There were multiple examples of that this season, from the too-cute spin that surrounded the uncertainty over whether the character of Glenn (Steven Yeun) was dead to the finish of the penultimate episode, where a bullet and a spray of blood provided a big twist to an otherwise so-so hour. And damned if the producers didn’t do that again in the finale (and SPOILER ALERT if you haven’t watched), by opting not to disclose who was on the other end of Negan’s bloodthirsty bat.

Thanks for your patronage, gang. Good luck guessing who’s dead. Have a good summer, we’ll see you around Halloween!

That’s a shame, since the extended 93-minute episode was at times a minor masterpiece of tension and almost unbearable intensity, as Negan’s minions made clear just how overmatched the regulars were, in a prolonged show of force that demonstrated their ruthlessness. Special kudos should go not only to director Greg Nicotero but composer Bear McCreary, whose score ratcheted up those emotions at every turn.
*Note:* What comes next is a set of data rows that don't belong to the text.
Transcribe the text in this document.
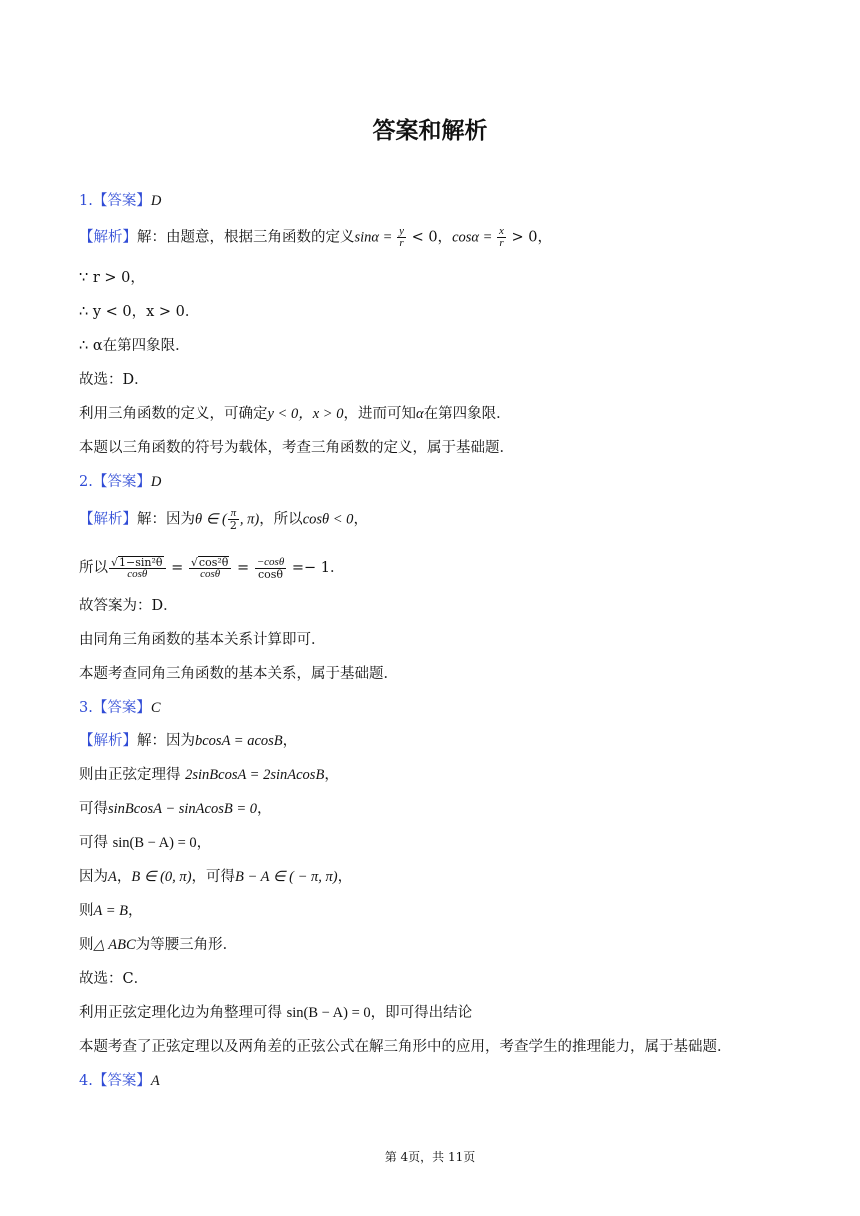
答案和解析
1.【答案】D
【解析】解：由题意，根据三角函数的定义$\sin\alpha = \frac{y}{r} < 0$，$\cos\alpha = \frac{x}{r} > 0$，
∵ r > 0，
∴ y < 0，x > 0．
∴ α在第四象限．
故选：D．
利用三角函数的定义，可确定y < 0，x > 0，进而可知α在第四象限．
本题以三角函数的符号为载体，考查三角函数的定义，属于基础题．
2.【答案】D
【解析】解：因为θ ∈ ( $\frac{\pi}{2}$ , π)，所以cosθ < 0，
所以 $\frac{\text{√1−sin²θ}}{\cos\theta} = \frac{\text{√cos²θ}}{\cos\theta} = \frac{-\cos\theta}{\cos\theta} =- 1$．
故答案为：D．
由同角三角函数的基本关系计算即可．
本题考查同角三角函数的基本关系，属于基础题．
3.【答案】C
【解析】解：因为bcosA = acosB，
则由正弦定理得 2sinBcosA = 2sinAcosB，
可得sinBcosA − sinAcosB = 0，
可得 sin(B − A) = 0，
因为A，B ∈ (0, π)，可得B − A ∈ ( − π, π)，
则A = B，
则△ ABC为等腰三角形．
故选：C．
利用正弦定理化边为角整理可得 sin(B − A) = 0，即可得出结论
本题考查了正弦定理以及两角差的正弦公式在解三角形中的应用，考查学生的推理能力，属于基础题．
4.【答案】A
第 4页，共 11页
Moreover, Jeffrey Dean Morgan (looking a whole lot less cuddly than he does on “The Good Wife”) was a perfect choice for the key role of Negan, bringing a mischievous smile to his utter brutality. Whatever bad taste the finale might leave in a lot of mouths, the opportunity to see Morgan unleashed in this fashion is a tantalizing prospect for the coming season.

That said, it will take a while to gargle out that cliffhanger. “The end of the story is what people saw,” showrunner Scott M. Gimple stated on “Talking Dead,” the program’s fawning after-show, engaging in more of the irritating double-talk that he delivered in the midst of the “Is Glenn dead?” mania.

In a sense, this storyline has been somewhat complicated by the current strength of its cast, which made the build-up to Negan’s debut – and the anticipation that he would announce his presence by killing somebody very, very significant – all the more frenzied. (Glenn was his victim in the comics, but seriously, that dude’s suffered enough.)

As noted, the frustrations associated with the show’s narrative tactics shouldn’t obscure what it does so well. That ranges from small moments – like those in the finale involving Melissa McBride and Lennie James – to how it has explored matters of morality amid a lawless, kill-or-be-killed world. As this season has made clear time and again, the characters have come an awfully long way from the statement by Rick (Andrew Lincoln) early on that “We don’t kill the living.”

Even so, fans shouldn’t relish having their chains yanked, and it’s not like people wouldn’t tune in for next season’s premiere if they already knew who had gotten his or her skull bashed in. Success, of course, tends to paper over a multitude of ills, and outlets that cover the series (including this one) would rather gripe about its perceived shortcomings than dare sacrifice any of the traffic or ratings that flow from hanging on its every beat. Indeed, the number of movie ads in the finale – most aimed at an elusive young-male demographic – offered an awesome display of the show’s commercial power, as if one is required.

Still, to borrow one more baseball metaphor, with such a murderers’ row of aces in its bullpen, “The Walking Dead” shouldn’t have to resort to throwing the creative equivalent of junk pitches. And that’s why despite its highlights, the finale simply drove home the sense that while this season wasn’t a complete swing and a miss, those in charge continue to make aggravating unforced errors.